Daha 2 hafta önce çok büyük bir seçim geçirdik ve millet derin bir nefes almıştı, ama gündemimizden hemen düştü ve G20 Antalya toplantıları gündemdeki yerini aldı. Ancak Fransa’da meydana gelen terör saldırıları dikkatimizi oraya çevirdi. Terör deyince ülkemize gerçekten bilgisi ve tecrübesi sorulmalıdır. İşte bu soruyu sorup hafızamızı bir tazelememiz faydalı olacaktır ve bu sayede bugün Fransa’da meydana gelenleri, -sebep ne olursa olsun- insanların katledildiği olayları daha iyi anlayabiliriz.

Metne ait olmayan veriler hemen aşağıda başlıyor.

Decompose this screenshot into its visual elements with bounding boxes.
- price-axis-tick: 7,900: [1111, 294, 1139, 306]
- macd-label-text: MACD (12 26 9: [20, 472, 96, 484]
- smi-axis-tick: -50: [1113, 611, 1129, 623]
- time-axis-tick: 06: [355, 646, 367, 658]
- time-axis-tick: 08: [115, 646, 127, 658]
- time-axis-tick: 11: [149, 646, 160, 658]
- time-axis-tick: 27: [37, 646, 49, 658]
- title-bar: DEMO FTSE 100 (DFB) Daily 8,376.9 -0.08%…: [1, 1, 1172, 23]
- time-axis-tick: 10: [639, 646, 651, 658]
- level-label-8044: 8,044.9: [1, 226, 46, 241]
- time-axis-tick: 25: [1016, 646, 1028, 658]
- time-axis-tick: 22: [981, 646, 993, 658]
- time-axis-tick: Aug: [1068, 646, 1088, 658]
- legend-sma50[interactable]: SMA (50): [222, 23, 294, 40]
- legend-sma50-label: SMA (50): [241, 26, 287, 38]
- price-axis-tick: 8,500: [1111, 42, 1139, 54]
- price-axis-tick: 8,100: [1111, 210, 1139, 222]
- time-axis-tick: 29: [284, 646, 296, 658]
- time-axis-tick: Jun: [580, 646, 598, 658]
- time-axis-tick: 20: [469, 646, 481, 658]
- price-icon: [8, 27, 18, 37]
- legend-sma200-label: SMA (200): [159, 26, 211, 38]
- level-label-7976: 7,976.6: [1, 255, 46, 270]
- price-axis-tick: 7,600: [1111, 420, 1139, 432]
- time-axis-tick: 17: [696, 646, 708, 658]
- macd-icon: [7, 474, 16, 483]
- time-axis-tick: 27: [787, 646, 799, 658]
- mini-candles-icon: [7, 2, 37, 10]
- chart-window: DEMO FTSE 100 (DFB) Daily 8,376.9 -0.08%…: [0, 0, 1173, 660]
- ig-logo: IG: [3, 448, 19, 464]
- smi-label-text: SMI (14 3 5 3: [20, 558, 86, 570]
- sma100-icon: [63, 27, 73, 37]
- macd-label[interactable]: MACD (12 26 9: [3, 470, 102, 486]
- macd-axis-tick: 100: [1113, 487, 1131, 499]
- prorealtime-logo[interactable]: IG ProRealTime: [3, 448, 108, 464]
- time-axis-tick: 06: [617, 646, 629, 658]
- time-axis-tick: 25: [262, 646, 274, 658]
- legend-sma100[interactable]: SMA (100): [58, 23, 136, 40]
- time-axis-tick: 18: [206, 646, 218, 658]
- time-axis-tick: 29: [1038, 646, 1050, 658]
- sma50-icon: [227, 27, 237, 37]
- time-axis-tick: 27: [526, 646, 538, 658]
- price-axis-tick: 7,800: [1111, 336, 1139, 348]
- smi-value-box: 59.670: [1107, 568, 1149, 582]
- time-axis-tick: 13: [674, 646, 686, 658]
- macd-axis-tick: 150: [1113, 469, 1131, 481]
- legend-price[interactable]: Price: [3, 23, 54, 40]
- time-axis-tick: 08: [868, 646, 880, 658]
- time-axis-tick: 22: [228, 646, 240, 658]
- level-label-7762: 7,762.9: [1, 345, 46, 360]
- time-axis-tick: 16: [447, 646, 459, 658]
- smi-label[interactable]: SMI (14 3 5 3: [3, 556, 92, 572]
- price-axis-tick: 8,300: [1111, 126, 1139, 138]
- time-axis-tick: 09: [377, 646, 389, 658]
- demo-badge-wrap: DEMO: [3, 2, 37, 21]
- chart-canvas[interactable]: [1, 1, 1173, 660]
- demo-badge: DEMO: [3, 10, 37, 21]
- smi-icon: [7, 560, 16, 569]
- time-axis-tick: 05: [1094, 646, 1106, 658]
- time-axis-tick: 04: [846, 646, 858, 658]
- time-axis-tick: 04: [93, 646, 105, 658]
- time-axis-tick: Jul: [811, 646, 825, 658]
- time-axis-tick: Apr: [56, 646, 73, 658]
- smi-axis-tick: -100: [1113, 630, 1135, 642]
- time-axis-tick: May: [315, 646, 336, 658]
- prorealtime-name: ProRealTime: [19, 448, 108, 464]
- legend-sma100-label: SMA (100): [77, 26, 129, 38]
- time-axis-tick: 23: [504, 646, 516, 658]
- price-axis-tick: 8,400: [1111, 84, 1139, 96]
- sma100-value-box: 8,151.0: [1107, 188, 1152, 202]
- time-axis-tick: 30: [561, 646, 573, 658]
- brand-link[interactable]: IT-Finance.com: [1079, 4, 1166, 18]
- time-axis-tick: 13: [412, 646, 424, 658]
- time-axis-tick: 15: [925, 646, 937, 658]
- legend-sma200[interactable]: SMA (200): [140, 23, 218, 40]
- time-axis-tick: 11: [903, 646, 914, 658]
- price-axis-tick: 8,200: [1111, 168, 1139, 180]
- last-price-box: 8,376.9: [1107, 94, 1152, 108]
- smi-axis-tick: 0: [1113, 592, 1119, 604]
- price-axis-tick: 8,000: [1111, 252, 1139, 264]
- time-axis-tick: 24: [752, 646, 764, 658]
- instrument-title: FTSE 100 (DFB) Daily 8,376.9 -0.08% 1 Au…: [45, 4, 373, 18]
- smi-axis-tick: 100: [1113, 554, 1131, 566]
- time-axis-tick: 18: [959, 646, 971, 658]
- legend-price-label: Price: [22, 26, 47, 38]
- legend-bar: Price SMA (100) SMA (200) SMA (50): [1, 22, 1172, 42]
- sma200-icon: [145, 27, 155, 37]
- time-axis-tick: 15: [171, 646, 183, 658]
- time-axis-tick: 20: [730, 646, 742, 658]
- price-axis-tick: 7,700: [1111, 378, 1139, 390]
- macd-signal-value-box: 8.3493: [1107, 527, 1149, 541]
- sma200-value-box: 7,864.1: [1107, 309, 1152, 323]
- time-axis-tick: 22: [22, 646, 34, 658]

Ülkemiz ve milletimiz yaklaşık otuz yıldır terörle mücadele etmektedir. Bu millet terörden neler çekmedi ki? Binlerce Mehmetçiğini, polisini ve bir o kadar da sivili kurban verdi, şehit verdi. Onların ruhu şad olsun ki bu memleket ebedi istirahatgahları olacak ve düşman ayakları bu topraklara basamayacak. Sadece can kaybıyla değil, maddi-manevi ve psikolojik büyük mücadeleler verdi bu millet teröre karşı. Bu terör nereden geliyordu acaba ve bu milletten ne istiyordu, ya da dünya üzerindeki diğer Müslüman ülkelerden terör ne istiyordu? Terör gücü nereden alıyordu, terör örgütlerine kim yardım ediyordu, kim para, silah, barınma sağlıyordu? Hangi ülkelerde terör kampları var, hangi ülkeler terör örgütü liderlerini besliyor unuttuk mu acaba? Kullandıkları silahlar hangi marka, yaralanan terör mensupları nerede tedavi ediliyor hiç düşündünüz mü? Hangi Avrupa ülkeleri terör örgütlerini nasıl destekliyor? Hangi ülkelerde, BM tarafından terör örgütü olarak tanımlanan örgütlere televizyon ve radyo yayınları, gazete ve dergi kitap yayın izinleri veriyor? İşte bunların hepsi belirli ve herkes biliyor ama benim teröristim iyi kafasıyla çıkarları doğrultusunda kullanıyorlar. Özellikle Müslümanlara karşı her şey mübah(!) görüşündeler ve Müslüman gençleri terörize edip birbirlerini öldürttürüyorlar ne yazık ki. Çıkar ilişkileri değişince besledikleri terör kendilerine dönüyor. İki balık denizin ortasında kavga ediyorsa oradan ya bir Avrupalının ya da bir İngiliz kökenli Amerikalının geçtiğini söylersek herhalde güzel bir espri olur. Nedense dünya üzerindeki terörün yüzde doksanı İslam topraklarında. Herhalde bunun nedeni dini nedenleri ve sömürme çabalarıdır.  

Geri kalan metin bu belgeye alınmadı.